Perte de confiance des consommateurs, voire défiance. Le lien avec les marques et les distributeurs s’est effiloché au fil du temps, prêt à se rompre, au gré des événements parfois dramatiques – et en tous cas inacceptables – qui se sont inlassablement enchaînés depuis 20 ans, fracturant de plus en plus ce fragile équilibre: huile de colza frelatée, crise de la “vache folle”, effondrement du Rana Plaza au Bangladesh, Horsegate, lait infantile contaminé aux salmonelles, œufs au fipronil et, très récemment, viande avariée en provenance de Pologne… Symptômes d’une perte progressive de la maîtrise d’une chaîne d’approvisionnement devenue de plus en plus globale, complexe et fragmentée. Sous l’effet de la mondialisation des échanges depuis 30 ans, les circuits se sont ainsi allongés, le nombre de fournisseurs et d’intermédiaires a explosé, les produits se sont complexifiés en faisant intervenir une multitude de matières primaires et transformées. Si bien qu’aujourd’hui, la supply chain est bien souvent illisible dès le second maillon, autrement dit au-delà du fournisseur de rang 1, faisant par là-même courir un risque opérationnel majeur aux entreprises… tout comme aux consommateurs en recherche de réassurance.

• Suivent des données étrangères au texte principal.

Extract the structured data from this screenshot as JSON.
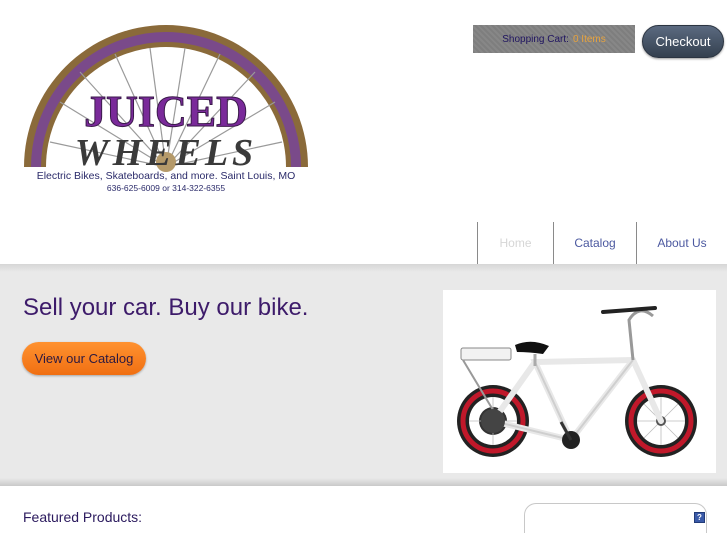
{
  "brand": {
    "word1": "JUICED",
    "word2": "WHEELS",
    "subtitle": "Electric Bikes, Skateboards, and more. Saint Louis, MO",
    "phones": "636-625-6009 or 314-322-6355"
  },
  "cart": {
    "label": "Shopping Cart:",
    "count": "0 Items"
  },
  "checkout_label": "Checkout",
  "nav": {
    "items": [
      {
        "label": "Home"
      },
      {
        "label": "Catalog"
      },
      {
        "label": "About Us"
      }
    ]
  },
  "hero": {
    "tagline": "Sell your car. Buy our bike.",
    "cta_label": "View our Catalog"
  },
  "featured": {
    "title": "Featured Products:",
    "help_glyph": "?"
  },
  "colors": {
    "accent_purple": "#3d1b6a",
    "cta_orange": "#f5801e",
    "cart_count": "#e8a33d",
    "nav_link": "#4c59a0"
  },
  "icons": [
    "help-icon"
  ]
}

Un besoin de confiance qui s’exprime, désormais, au-delà de la simple sécurité alimentaire. Les consommateurs – en particulier les plus jeunes – font bouger les lignes en exigeant, aussi, des gages de transparence sur les enjeux sociaux et environnementaux. À l’image de ces 30?000 étudiants de grandes écoles françaises qui ont signé, fin 2018, un Manifeste pour un réveil écologique, rappelant que nos sociétés continuent leur trajectoire vers une catastrophe environnementale et humaine. Ces jeunes veulent inscrire dans leur quotidien, une ambition sociale et environnementale, en consommant mieux et durablement, en travaillant pour des entreprises qui correspondent à leurs valeurs.
Dans le même temps, pour rassurer et protéger les citoyens, les gouvernements édictent des réglementations. En France, le devoir de vigilance qui a vu le jour suite au tragique accident du Rana Plaza, impose aux plus grandes entreprises de recenser tous les risques sociaux et environnementaux encourus par elles comme par leurs sous-traitants, en France et à l’international.

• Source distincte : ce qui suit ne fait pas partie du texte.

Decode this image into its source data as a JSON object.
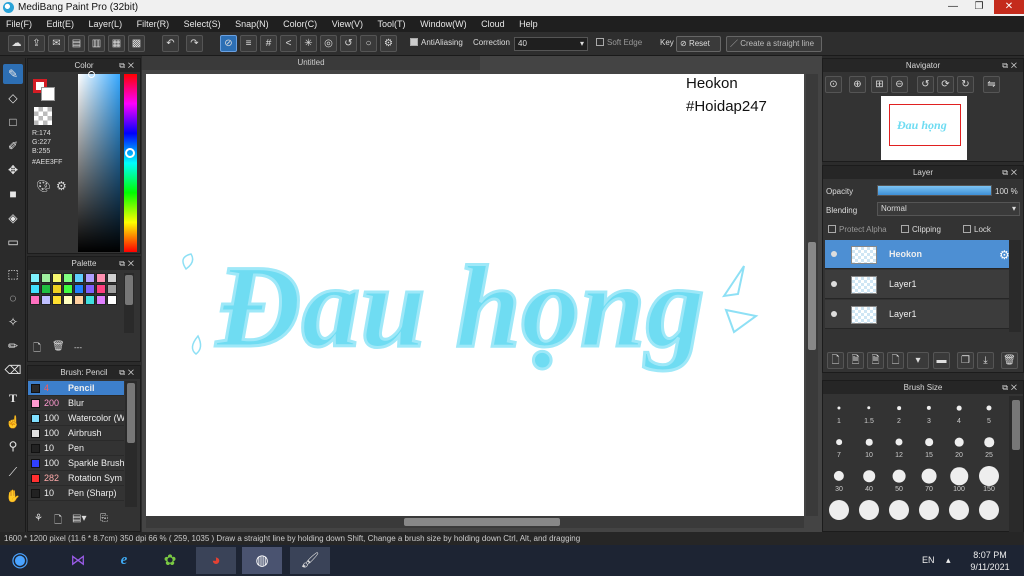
{
  "window": {
    "title": "MediBang Paint Pro (32bit)",
    "minimize": "—",
    "maximize": "❐",
    "close": "✕"
  },
  "menu": [
    "File(F)",
    "Edit(E)",
    "Layer(L)",
    "Filter(R)",
    "Select(S)",
    "Snap(N)",
    "Color(C)",
    "View(V)",
    "Tool(T)",
    "Window(W)",
    "Cloud",
    "Help"
  ],
  "toolbar": {
    "antialiasing_label": "AntiAliasing",
    "correction_label": "Correction",
    "correction_value": "40",
    "soft_edge_label": "Soft Edge",
    "key_label": "Key",
    "reset_label": "Reset",
    "straight_line_label": "Create a straight line"
  },
  "color_panel": {
    "title": "Color",
    "r": "R:174",
    "g": "G:227",
    "b": "B:255",
    "hex": "#AEE3FF",
    "current_color": "#AEE3FF",
    "foreground_color": "#d41c24"
  },
  "palette_panel": {
    "title": "Palette",
    "footer": "---",
    "colors": [
      "#7ff2ff",
      "#a0f0a0",
      "#f8f870",
      "#80ff80",
      "#60d0ff",
      "#b0a0ff",
      "#ff90b0",
      "#d0d0d0",
      "#40e0ff",
      "#20c040",
      "#f0d020",
      "#40ff40",
      "#2080ff",
      "#8060ff",
      "#ff4080",
      "#a0a0a0",
      "#ff70c0",
      "#c0c0ff",
      "#ffe030",
      "#ffffc0",
      "#ffd0a0",
      "#40e0e0",
      "#e080ff",
      "#ffffff"
    ]
  },
  "brush_panel": {
    "title": "Brush: Pencil",
    "items": [
      {
        "size": "4",
        "name": "Pencil",
        "color": "#2a2a2a"
      },
      {
        "size": "200",
        "name": "Blur",
        "color": "#ff9ad0"
      },
      {
        "size": "100",
        "name": "Watercolor (W",
        "color": "#7fe0ff"
      },
      {
        "size": "100",
        "name": "Airbrush",
        "color": "#e0e0e0"
      },
      {
        "size": "10",
        "name": "Pen",
        "color": "#222222"
      },
      {
        "size": "100",
        "name": "Sparkle Brush",
        "color": "#3040ff"
      },
      {
        "size": "282",
        "name": "Rotation Sym",
        "color": "#ff3030"
      },
      {
        "size": "10",
        "name": "Pen (Sharp)",
        "color": "#222222"
      }
    ]
  },
  "document": {
    "tab_title": "Untitled",
    "text_line1": "Heokon",
    "text_line2": "#Hoidap247",
    "lettering": "Đau họng"
  },
  "navigator": {
    "title": "Navigator"
  },
  "layer_panel": {
    "title": "Layer",
    "opacity_label": "Opacity",
    "opacity_value": "100 %",
    "opacity_fraction": 1.0,
    "blending_label": "Blending",
    "blending_value": "Normal",
    "protect_alpha_label": "Protect Alpha",
    "clipping_label": "Clipping",
    "lock_label": "Lock",
    "layers": [
      {
        "name": "Heokon",
        "selected": true
      },
      {
        "name": "Layer1",
        "selected": false
      },
      {
        "name": "Layer1",
        "selected": false
      }
    ]
  },
  "brush_size_panel": {
    "title": "Brush Size",
    "sizes": [
      "1",
      "1.5",
      "2",
      "3",
      "4",
      "5",
      "7",
      "10",
      "12",
      "15",
      "20",
      "25",
      "30",
      "40",
      "50",
      "70",
      "100",
      "150",
      "",
      "",
      "",
      "",
      "",
      ""
    ]
  },
  "status": {
    "text": "1600 * 1200 pixel   (11.6 * 8.7cm)   350 dpi   66 %   ( 259, 1035 )   Draw a straight line by holding down Shift, Change a brush size by holding down Ctrl, Alt, and dragging"
  },
  "taskbar": {
    "lang": "EN",
    "time": "8:07 PM",
    "date": "9/11/2021"
  }
}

Enfin, il y a les marques et les distributeurs, de plus en plus convaincus par cette nécessaire gestion des risques. Une prise de conscience encore discrète, sans effet de masse, mais où des leaders d’opinion, souvent de grandes entreprises, montrent la voie. Ils ont compris que le temps des allégations marketing est révolu pour laisser la place à un discours de preuves, tangibles. Car c’est bien toute la chaîne de confiance de cet écosystème qu’il faut rétablir, de la source au consommateur, pour assurer leur valeur de marque. Des acteurs comme le Groupement des Mousquetaires avec son travail sur la filière bio, Carrefour sur la filière coton ou, encore, Mars Food sur le riz basmati, font figure de pionniers. Ce travail de transparence le plus en amont possible de la supply chain est extrêmement long, souvent mené en partenariat avec des acteurs alliant expertise du terrain et plateforme collaborative sécurisée. Et se heurte, souvent, à la crainte des fournisseurs de partager des informations. Mais les leaders d’opinion le répètent à l’envi: le seul salut possible ne peut être qu’un salut collectif. Avancer ensemble, restaurer la confiance entre les acteurs pour garantir cette transparence de la chaîne d’approvisionnement, première étape incontournable pour bâtir une traçabilité sur des données fiables qui, pourquoi pas, ensuite, pourront être poussées, à grande échelle, dans une blockchain afin de fournir un réel discours de preuves aux consommateurs.